Estou sempre atento a novos videojogos com modo cooperativo local. Quem vive com outra pessoa que partilha do mesmo entusiasmo por videojogos, sabe dar valor a esta espécie rara no mercado. Como escrevi há algum tempo, num lamento e análise à falta de investimento dos estúdios em jogos que permitam partilhar a experiência sentados lado a lado, não é fácil encontrar jogos construídos a pensar num modo multi-jogador local. Existem imensos jogos multi-jogador online, mas que depois não permitem partilhar a experiência com alguém que está fisicamente ao nosso lado. A Hazelight Studios foca-se em oferecer aos jogadores uma experiência partilhada rica, através de jogos pensados exclusivamente para serem jogados a dois.

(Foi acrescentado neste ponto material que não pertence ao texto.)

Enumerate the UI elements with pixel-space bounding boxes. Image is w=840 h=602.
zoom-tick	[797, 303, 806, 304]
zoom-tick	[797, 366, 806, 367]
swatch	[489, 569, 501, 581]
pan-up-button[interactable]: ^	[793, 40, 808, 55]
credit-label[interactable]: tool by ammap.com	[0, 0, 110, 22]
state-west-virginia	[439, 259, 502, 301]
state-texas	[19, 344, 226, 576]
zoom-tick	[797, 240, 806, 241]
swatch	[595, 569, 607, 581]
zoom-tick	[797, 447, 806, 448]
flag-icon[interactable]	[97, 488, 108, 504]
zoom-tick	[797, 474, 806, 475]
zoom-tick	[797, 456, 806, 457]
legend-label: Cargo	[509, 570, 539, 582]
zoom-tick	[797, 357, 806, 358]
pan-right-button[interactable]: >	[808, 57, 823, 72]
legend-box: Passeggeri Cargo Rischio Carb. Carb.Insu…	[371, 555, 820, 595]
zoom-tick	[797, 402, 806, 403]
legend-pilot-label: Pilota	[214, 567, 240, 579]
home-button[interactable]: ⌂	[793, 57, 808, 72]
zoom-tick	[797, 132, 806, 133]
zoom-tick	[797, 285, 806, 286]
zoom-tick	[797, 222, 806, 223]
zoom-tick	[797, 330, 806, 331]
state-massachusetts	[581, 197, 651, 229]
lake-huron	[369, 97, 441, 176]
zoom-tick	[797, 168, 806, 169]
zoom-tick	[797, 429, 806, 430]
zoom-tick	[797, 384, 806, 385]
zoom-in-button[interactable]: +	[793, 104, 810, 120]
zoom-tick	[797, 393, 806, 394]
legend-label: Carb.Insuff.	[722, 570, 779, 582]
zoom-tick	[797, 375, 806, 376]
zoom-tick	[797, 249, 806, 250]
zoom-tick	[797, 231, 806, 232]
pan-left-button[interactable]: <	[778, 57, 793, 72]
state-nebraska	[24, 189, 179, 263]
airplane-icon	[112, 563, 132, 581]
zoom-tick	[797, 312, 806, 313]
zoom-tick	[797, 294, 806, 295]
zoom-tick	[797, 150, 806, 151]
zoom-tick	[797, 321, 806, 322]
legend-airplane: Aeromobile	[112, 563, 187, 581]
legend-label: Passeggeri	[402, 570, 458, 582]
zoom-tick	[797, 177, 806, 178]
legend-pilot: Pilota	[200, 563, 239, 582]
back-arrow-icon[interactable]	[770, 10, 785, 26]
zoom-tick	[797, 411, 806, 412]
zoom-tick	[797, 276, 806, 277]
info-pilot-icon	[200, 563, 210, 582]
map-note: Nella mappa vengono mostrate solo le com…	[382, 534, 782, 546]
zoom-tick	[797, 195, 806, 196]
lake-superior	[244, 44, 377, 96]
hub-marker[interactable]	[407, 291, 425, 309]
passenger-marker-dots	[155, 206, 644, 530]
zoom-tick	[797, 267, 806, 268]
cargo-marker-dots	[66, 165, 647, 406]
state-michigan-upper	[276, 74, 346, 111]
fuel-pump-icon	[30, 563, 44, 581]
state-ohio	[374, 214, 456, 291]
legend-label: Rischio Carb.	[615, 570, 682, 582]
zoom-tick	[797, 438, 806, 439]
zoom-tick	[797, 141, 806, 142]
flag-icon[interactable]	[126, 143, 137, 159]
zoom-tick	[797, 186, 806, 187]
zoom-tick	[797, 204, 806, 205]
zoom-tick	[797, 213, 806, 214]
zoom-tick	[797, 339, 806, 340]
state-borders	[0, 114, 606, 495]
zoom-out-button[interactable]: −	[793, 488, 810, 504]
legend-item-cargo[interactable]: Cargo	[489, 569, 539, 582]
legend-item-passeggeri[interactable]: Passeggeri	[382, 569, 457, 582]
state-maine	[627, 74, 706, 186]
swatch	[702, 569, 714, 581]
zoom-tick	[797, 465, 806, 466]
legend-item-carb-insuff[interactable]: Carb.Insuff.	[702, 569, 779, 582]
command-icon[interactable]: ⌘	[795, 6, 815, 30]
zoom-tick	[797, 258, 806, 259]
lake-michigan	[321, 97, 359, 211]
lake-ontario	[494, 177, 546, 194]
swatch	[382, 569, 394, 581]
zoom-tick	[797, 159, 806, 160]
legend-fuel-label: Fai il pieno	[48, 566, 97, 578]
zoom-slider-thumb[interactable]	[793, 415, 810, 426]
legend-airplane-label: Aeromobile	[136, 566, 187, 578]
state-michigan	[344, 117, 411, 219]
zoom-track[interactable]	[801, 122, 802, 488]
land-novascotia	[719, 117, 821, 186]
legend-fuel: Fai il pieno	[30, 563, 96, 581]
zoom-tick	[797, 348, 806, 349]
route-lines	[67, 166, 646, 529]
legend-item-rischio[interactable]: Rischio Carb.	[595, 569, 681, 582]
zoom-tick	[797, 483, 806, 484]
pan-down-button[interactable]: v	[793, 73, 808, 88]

Quando disse à minha mulher que precisava de ajuda para analisar um jogo cooperativo, ela ficou contente mas algo cautelosa. Fruto da escassez de oferta que já referi, juntamente com a sua extraordinária qualidade, vivemos obsecadamente imersos em Baldur’s Gate 3 desde o seu lançamento, há mais de ano e meio. Se, por um lado, experimentar algo novo é entusiasmante, por outro, fazer uma pausa no conforto de BG3 custa um pouco. Depois das duas primeiras sessões de Split Fiction, era já a minha mulher a escolhê-lo para jogarmos.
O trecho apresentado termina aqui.